According to the manufacturer's website, Fractora is a radio-frequency anti-aging treatment.
MarDock said a sales representative for Fractora was in the office with Dr. Kingston and a nurse during her procedure. MarDock said she heard that salesperson telling Kingston to use a lot of pressure and turn the frequency to a high setting.
She said she heard Kingston question his orders, but still follow them.
"It hurt a lot, even though I was very numbed," MarDock said.
She was severely swollen and what appeared to be deep, dark red burns and scratches were all across her face for several weeks. Soon, the scratches turned to scars.

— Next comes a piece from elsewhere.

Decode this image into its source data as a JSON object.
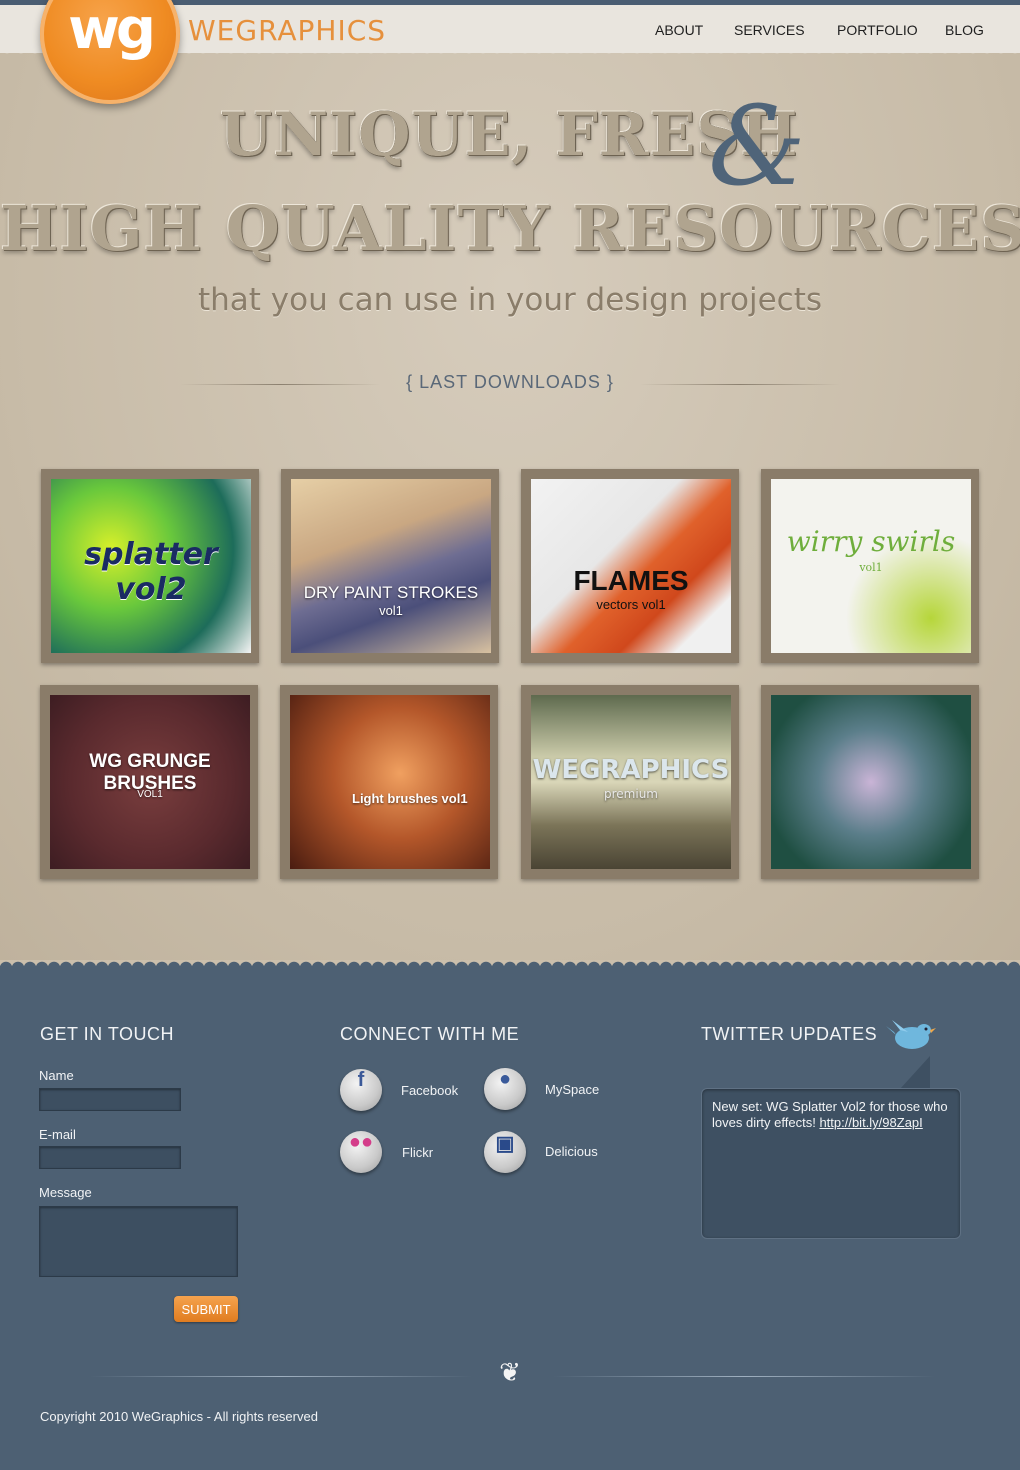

"It looks like claw marks on my face there," she said, pointing to her right cheek. "I have scars on my lips that make me look like I'm a smoker, and I've never smoked. There are a bunch of scars on my chin.
"And I've been told they are permanent scars," she added.
MarDock filed suit against Kingston, a nurse, the sales rep, and Invasix Inc., which manufactures Fractora.
"The doctor and the company agree something went terribly wrong here and somebody is at fault. But now they're pointing the finger at each other," said MarDock's attorney, Amy Davis.
"This injury is particularly harmful, because it effects Sue's self esteem. And that's an injury we can't see from the outside," Davis added.
MarDock said she doesn't feel or look like herself.
"My kids tell me I look like I'm all shriveled up now," she said.
The Texas Medical Board's records for Dr. Kingston show she's licensed and has had no disciplinary action taken against her. News 8 made two attempts to reach her by phone and also sent an e-mail to her office, but she did not respond.
News 8 also contacted Invasix, the company that produces Factora. They did not respond to our request for comment about the lawsuit.
Because of limits on medical malpractice suits, MarDock wouldn't be eligible for more than $250,000 if she wins this court battle.
While the scarring has improved, she knows it will never be the same.
"It doesn't matter what I do now," she said. "I don't look like I used to."